On the accessibility of antifascist research:
“...you once compared the research that goes into doxxing unmasking Nazis to basically investigating your ex's Instagram account...this type of work is accessible if you've done that type of sleuthing.”
— Christopher Mathias [01:42]
On doxxing’s role:
“The way I always describe it is the digital equivalent of ripping the white hood off of a Klansman.”
— Christopher Mathias [11:56]
On Antifa’s real legacy:
“The viral videos that catapulted that word into the lexicon kind of obscured the bulk of the work that Antifa was doing, which was espionage and intelligence gathering.”
— Christopher Mathias [10:34]
On the risks:
“The stakes are lethal. Yeah, right. Like they will, they will kill you back. These organizations can't survive sunshine. And they're so aware of that that, yeah, people have been killed for this.”
— Molly Conger [18:11]
On government vs. Antifa intervention:
“...we are invested in protecting our communities, not building a case…You're protecting a community.”
— Molly Conger [21:27]
On “We Protect Us” in action:
“There's this axiom that we talk about a lot in anti fascist spaces…of we protect us. And you know, that is on very big display right now in Minneapolis...”

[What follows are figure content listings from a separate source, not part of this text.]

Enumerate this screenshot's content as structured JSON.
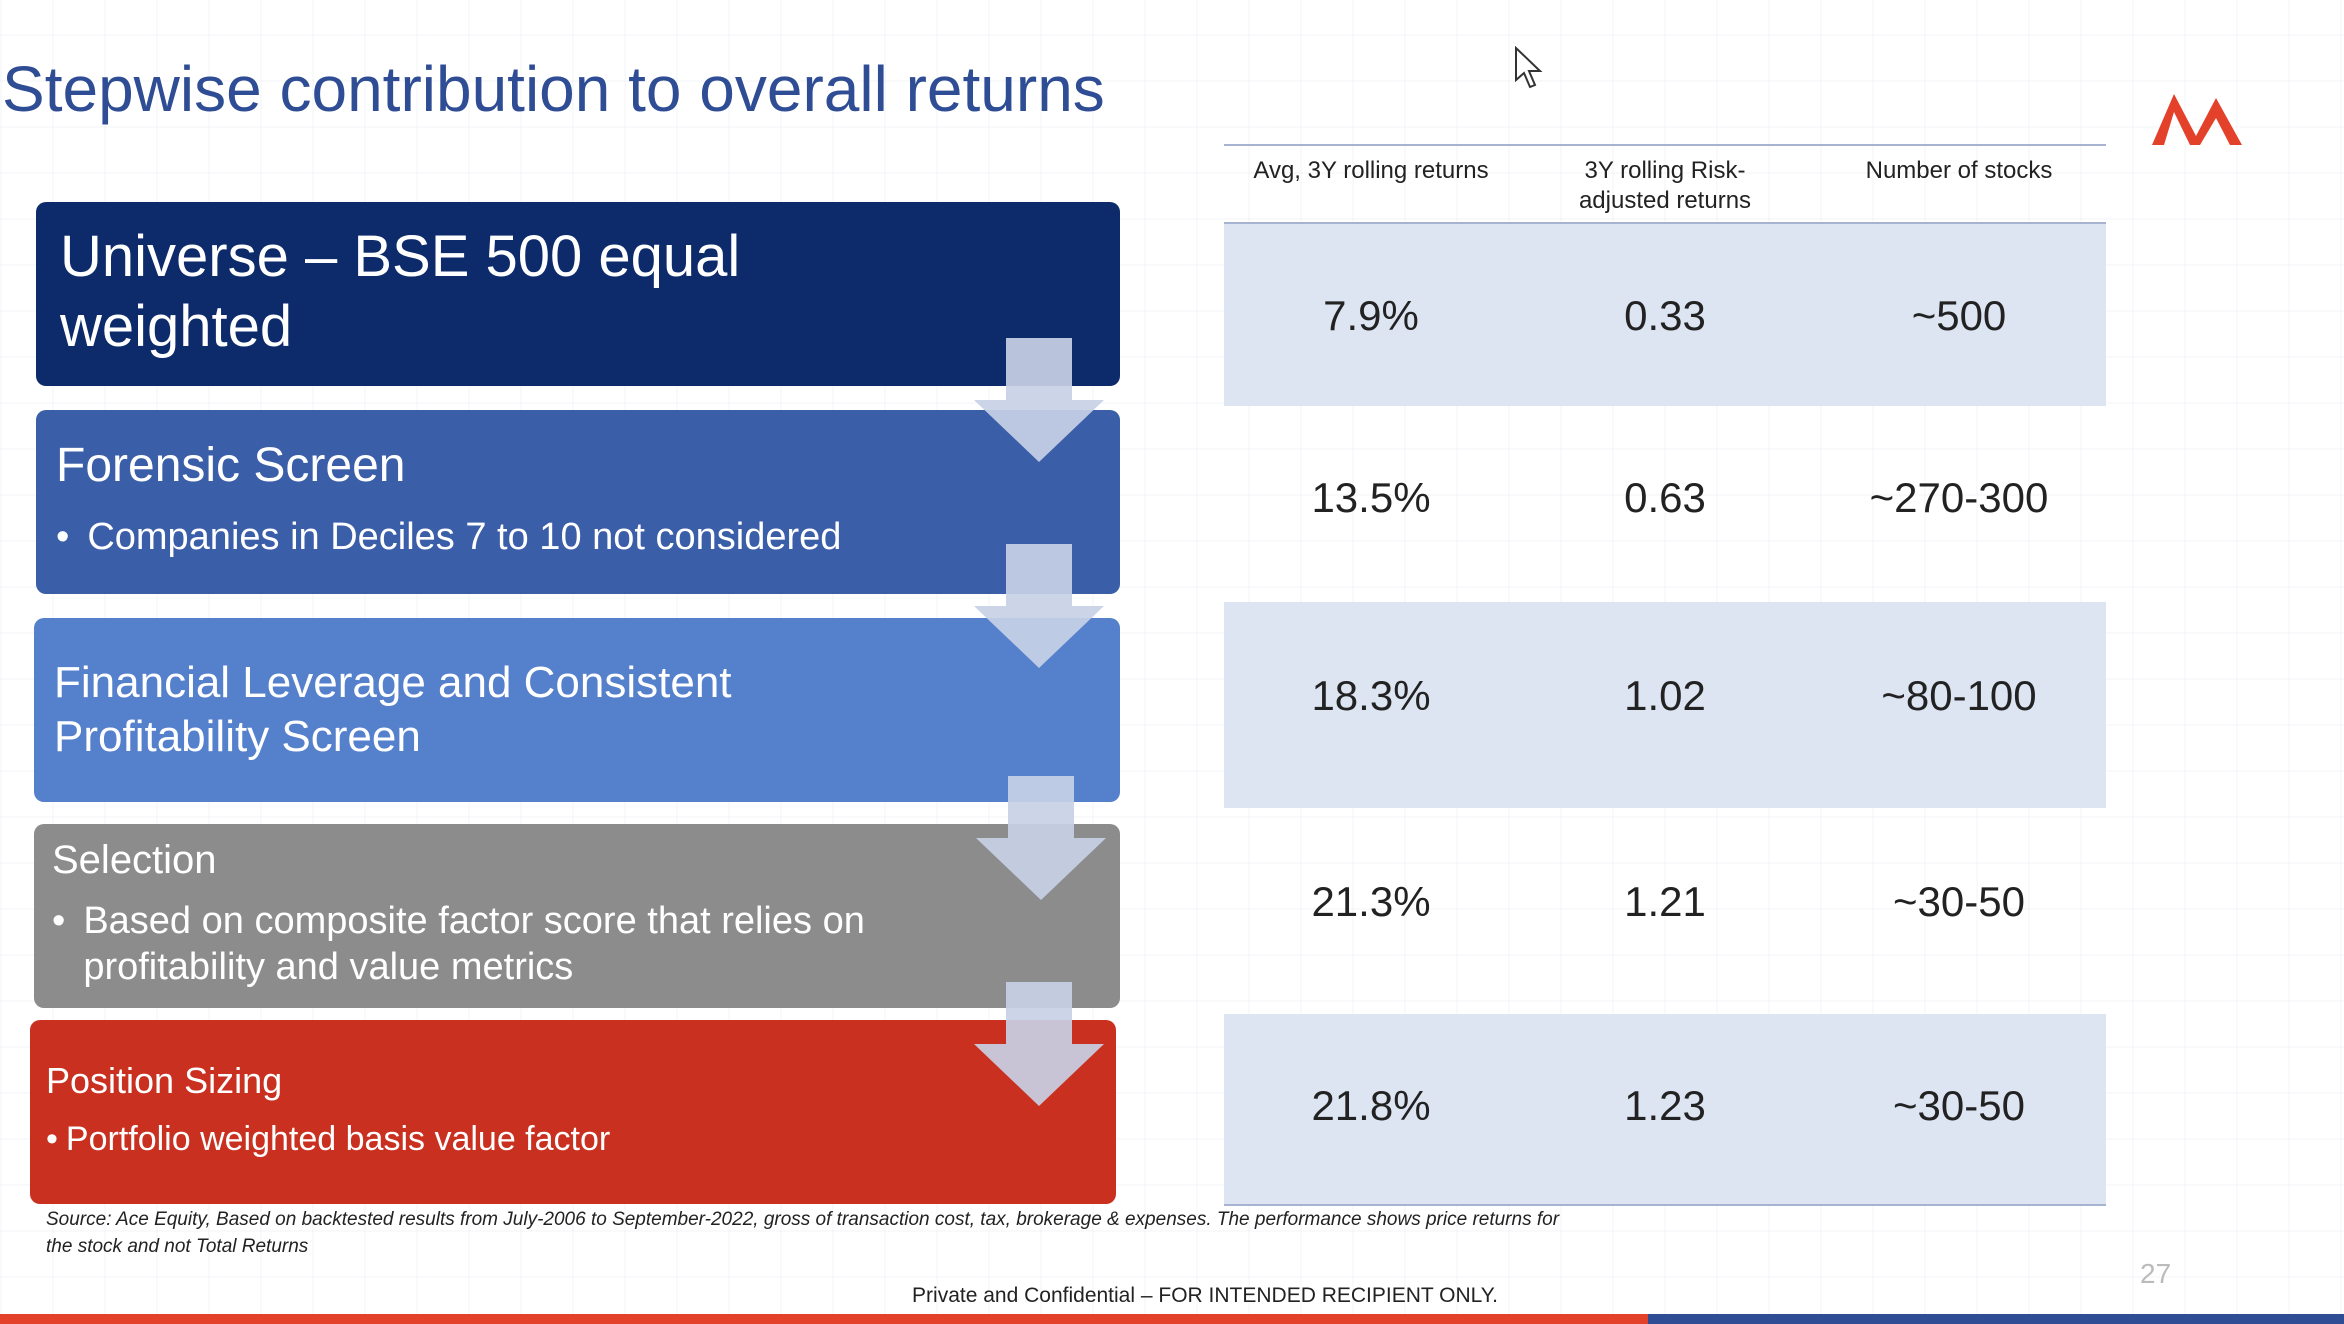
{
  "slide": {
    "title": "Stepwise contribution to overall returns",
    "page_number": "27",
    "source_note": "Source: Ace Equity, Based on backtested results from July-2006 to September-2022, gross of transaction cost, tax, brokerage & expenses. The performance shows price returns for the stock and not Total Returns",
    "footer": "Private and Confidential – FOR INTENDED RECIPIENT ONLY.",
    "colors": {
      "title": "#2f4d94",
      "step_1": "#0d2b6b",
      "step_2": "#3b5ea8",
      "step_3": "#5580cc",
      "step_4": "#8c8c8c",
      "step_5": "#c9301f",
      "arrow": "#c8d1e6",
      "band": "#dde5f3",
      "logo": "#e3412a"
    },
    "logo_icon": "double-peak-logo-icon",
    "cursor_icon": "mouse-pointer-icon"
  },
  "steps": [
    {
      "title": "Universe – BSE 500  equal weighted",
      "bullet": ""
    },
    {
      "title": "Forensic Screen",
      "bullet": "Companies in Deciles 7 to 10 not considered"
    },
    {
      "title": "Financial Leverage and Consistent Profitability Screen",
      "bullet": ""
    },
    {
      "title": "Selection",
      "bullet": "Based on composite factor score that relies on profitability and value metrics"
    },
    {
      "title": "Position Sizing",
      "bullet": "Portfolio weighted basis value factor"
    }
  ],
  "table": {
    "headers": [
      "Avg, 3Y rolling returns",
      "3Y rolling Risk-adjusted returns",
      "Number of stocks"
    ],
    "rows": [
      [
        "7.9%",
        "0.33",
        "~500"
      ],
      [
        "13.5%",
        "0.63",
        "~270-300"
      ],
      [
        "18.3%",
        "1.02",
        "~80-100"
      ],
      [
        "21.3%",
        "1.21",
        "~30-50"
      ],
      [
        "21.8%",
        "1.23",
        "~30-50"
      ]
    ]
  }
}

— Christopher Mathias [32:58]
On identifying 'Redbeard':
“Like every fat guy with a red beard on the east coast has been identified as Redbeard.”
— Molly Conger [49:50]
— (A lighter moment highlighting the absurd lengths and pitfalls of amateur sleuthing.)
This episode provides a rich look at the intersection of activism, investigative journalism, and the history of anti-fascist organizing. Molly Conger and Christopher Mathias break down the stakes and tactics of unmasking the far right, illustrate the power of crowdsourced investigation, and highlight both the dangers and the necessity of community self-defense amid rising fascism and state ambivalence. Listeners come away with a deeper understanding of the mechanics, ethics, and lived reality of anti-fascist activism—past and present.
Further Reading & Action
“You don’t know what [‘We protect us’] means until you feel it…Once you have experienced that kind of community solidarity…once you’ve seen it, you know what it means, and nobody’s going to tell you different.”